Segundo Caio Telles, CEO da BugHunt, os resultados revelam que o amadurecimento do mercado foi impulsionado pela necessidade de responder à pressão constante dos ataques.

“Hoje temos mais empresas investindo e com operações estruturadas. Ainda assim, o phishing continua como o principal vetor de ataque às organizações brasileiras. Isso mostra que segurança não é apenas uma questão de tecnologia, mas também de implementação de processos, treinamento de usuários e validação contínua para reduzir sua exposição a ameaças”, afirma.

A pesquisa aponta ainda uma mudança relevante no perfil dos riscos enfrentados pelas companhias. Se no início da série histórica as maiores preocupações estavam concentradas em malware, ransomware e vazamento de dados, o cenário atual é marcado pelo crescimento de ameaças relacionadas à identidade digital e à exposição de ambientes corporativos.

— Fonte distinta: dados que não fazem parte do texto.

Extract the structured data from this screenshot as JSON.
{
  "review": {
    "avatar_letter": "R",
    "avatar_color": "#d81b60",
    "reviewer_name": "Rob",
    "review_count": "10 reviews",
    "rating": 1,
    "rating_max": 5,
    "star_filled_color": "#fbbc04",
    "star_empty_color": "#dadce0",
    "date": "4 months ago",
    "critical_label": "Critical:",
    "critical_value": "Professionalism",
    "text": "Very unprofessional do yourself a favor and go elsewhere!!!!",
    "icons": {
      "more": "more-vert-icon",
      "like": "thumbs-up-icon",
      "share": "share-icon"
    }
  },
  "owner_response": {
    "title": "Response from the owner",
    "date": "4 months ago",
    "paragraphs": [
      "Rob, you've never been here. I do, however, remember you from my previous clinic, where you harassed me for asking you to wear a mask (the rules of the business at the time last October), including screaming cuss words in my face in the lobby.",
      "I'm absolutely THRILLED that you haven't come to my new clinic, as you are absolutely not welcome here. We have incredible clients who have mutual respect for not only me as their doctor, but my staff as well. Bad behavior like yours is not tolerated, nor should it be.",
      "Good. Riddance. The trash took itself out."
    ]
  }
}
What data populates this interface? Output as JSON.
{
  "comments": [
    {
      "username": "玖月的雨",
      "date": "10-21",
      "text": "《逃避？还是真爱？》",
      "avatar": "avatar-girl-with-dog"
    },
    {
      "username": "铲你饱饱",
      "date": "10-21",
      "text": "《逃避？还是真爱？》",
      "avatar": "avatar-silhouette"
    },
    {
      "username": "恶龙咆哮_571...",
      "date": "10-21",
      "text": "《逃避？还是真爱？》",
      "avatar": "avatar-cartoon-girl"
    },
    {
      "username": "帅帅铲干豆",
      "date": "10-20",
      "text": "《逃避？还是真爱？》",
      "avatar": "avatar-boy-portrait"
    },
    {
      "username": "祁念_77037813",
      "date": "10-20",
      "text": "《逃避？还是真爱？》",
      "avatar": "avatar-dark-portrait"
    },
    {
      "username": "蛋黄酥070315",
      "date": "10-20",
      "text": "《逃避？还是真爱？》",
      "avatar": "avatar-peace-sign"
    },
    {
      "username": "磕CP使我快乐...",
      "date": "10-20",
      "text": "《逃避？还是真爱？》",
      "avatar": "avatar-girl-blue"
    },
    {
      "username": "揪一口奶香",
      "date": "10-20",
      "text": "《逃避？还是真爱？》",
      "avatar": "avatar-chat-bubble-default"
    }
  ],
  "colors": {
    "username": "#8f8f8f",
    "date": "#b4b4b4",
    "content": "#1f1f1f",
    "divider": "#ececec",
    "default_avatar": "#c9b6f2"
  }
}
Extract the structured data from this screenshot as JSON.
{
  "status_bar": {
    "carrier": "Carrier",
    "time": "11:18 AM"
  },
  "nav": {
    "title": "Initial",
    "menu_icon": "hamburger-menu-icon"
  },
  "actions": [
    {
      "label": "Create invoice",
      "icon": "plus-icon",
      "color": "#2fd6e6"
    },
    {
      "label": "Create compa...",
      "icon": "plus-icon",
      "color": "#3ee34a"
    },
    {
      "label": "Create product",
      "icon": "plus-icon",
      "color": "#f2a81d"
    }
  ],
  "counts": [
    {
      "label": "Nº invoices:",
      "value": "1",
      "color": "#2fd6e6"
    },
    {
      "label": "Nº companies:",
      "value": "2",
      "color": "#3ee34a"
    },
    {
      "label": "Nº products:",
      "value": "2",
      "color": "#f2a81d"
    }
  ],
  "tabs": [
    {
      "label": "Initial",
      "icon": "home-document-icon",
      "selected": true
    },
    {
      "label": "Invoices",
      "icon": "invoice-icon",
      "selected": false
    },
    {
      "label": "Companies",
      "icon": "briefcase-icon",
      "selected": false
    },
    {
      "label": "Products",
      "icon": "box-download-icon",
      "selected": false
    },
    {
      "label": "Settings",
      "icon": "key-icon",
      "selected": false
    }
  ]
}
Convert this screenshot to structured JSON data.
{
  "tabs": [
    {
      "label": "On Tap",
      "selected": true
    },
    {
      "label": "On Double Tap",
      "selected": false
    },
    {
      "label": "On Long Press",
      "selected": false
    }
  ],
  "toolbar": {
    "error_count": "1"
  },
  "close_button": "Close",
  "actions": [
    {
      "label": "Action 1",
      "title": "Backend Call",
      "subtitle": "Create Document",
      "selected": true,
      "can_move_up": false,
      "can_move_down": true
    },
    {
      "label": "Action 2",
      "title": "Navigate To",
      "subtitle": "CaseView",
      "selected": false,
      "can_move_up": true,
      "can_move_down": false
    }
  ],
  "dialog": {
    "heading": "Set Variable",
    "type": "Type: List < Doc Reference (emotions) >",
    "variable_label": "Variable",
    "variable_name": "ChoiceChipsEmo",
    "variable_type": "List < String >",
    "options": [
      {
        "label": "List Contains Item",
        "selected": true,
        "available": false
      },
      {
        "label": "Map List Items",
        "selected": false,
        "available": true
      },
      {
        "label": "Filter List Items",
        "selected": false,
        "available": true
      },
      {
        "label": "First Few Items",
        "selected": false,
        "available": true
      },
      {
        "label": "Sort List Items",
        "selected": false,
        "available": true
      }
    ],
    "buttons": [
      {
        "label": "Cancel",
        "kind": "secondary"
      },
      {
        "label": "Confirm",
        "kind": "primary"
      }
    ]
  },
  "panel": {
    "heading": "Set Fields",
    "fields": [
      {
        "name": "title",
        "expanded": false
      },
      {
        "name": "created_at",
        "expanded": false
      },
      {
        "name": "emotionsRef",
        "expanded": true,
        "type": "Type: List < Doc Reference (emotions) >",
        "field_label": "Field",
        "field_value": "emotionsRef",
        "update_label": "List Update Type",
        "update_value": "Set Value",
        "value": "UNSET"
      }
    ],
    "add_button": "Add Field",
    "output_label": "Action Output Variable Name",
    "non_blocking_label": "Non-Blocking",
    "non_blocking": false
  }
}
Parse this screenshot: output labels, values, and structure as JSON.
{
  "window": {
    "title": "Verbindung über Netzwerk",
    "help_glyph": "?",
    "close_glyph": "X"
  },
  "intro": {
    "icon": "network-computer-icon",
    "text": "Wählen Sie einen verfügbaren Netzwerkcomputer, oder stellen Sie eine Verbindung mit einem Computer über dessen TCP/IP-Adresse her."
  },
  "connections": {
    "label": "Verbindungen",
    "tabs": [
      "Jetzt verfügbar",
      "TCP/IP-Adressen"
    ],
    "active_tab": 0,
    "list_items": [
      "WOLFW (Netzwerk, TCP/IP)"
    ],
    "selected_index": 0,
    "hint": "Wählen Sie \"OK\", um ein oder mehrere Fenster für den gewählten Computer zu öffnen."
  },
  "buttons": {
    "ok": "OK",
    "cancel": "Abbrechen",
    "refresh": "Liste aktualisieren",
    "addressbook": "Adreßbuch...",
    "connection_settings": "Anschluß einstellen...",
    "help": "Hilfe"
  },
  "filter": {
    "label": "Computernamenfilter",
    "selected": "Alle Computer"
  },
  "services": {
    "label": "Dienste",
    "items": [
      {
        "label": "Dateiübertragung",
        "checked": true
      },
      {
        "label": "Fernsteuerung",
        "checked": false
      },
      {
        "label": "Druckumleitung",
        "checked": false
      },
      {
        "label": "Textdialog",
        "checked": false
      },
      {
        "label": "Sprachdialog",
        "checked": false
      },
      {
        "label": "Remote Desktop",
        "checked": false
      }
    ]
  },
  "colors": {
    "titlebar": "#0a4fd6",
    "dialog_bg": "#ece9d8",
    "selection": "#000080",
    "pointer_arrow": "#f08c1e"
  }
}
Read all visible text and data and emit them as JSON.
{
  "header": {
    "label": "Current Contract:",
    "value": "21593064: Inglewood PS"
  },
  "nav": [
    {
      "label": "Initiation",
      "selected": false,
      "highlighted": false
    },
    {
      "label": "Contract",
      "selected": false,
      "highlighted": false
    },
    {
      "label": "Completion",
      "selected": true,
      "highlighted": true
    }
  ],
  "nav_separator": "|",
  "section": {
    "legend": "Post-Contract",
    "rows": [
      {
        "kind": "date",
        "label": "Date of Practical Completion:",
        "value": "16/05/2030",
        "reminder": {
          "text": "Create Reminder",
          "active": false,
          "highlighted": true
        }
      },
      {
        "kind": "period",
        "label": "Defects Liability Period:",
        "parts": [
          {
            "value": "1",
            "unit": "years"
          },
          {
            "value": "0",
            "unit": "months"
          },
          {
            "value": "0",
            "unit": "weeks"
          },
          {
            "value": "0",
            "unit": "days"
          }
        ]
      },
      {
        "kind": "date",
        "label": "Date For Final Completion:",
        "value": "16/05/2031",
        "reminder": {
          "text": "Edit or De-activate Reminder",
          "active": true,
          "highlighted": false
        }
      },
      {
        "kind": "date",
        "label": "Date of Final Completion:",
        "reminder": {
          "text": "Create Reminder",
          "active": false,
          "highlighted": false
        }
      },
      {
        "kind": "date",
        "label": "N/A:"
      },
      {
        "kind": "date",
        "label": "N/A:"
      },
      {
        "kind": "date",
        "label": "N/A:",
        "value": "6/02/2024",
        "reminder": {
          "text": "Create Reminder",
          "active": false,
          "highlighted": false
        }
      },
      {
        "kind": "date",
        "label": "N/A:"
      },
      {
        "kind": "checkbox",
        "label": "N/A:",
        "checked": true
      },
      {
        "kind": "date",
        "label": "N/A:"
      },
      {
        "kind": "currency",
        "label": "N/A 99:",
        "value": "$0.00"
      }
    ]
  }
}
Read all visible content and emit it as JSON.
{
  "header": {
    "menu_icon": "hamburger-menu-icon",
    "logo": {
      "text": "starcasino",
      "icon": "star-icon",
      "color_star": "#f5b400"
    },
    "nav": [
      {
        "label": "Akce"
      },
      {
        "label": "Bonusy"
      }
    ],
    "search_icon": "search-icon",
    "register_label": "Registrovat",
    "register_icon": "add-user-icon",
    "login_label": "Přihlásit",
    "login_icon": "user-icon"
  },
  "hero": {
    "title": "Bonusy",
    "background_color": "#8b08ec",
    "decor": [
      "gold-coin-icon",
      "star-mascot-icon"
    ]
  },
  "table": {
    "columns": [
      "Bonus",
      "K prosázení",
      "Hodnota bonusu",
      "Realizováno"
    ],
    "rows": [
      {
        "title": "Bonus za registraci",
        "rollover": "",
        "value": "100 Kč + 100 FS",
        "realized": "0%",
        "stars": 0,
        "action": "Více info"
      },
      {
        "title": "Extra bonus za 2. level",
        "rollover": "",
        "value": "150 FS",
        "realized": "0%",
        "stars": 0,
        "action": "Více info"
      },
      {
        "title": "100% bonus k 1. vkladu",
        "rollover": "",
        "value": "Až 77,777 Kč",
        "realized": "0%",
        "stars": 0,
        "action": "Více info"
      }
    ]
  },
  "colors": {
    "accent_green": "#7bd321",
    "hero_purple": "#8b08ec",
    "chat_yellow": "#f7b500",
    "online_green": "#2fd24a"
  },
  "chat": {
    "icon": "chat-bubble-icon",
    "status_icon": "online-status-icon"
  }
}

Em 2026, falhas de autenticação atingiram 31% das empresas pesquisadas, enquanto a exploração de vulnerabilidades alcançou 23% e os episódios de indisponibilidade de sistemas chegaram a 19%.

Por outro lado, alguns tipos de ataques perderam relevância. O malware, que impactava 24% das empresas em 2021 e 25% em 2022, caiu para 15% na edição mais recente do levantamento. O ransomware seguiu trajetória semelhante, recuando de 25% em 2022 para 12% em 2026.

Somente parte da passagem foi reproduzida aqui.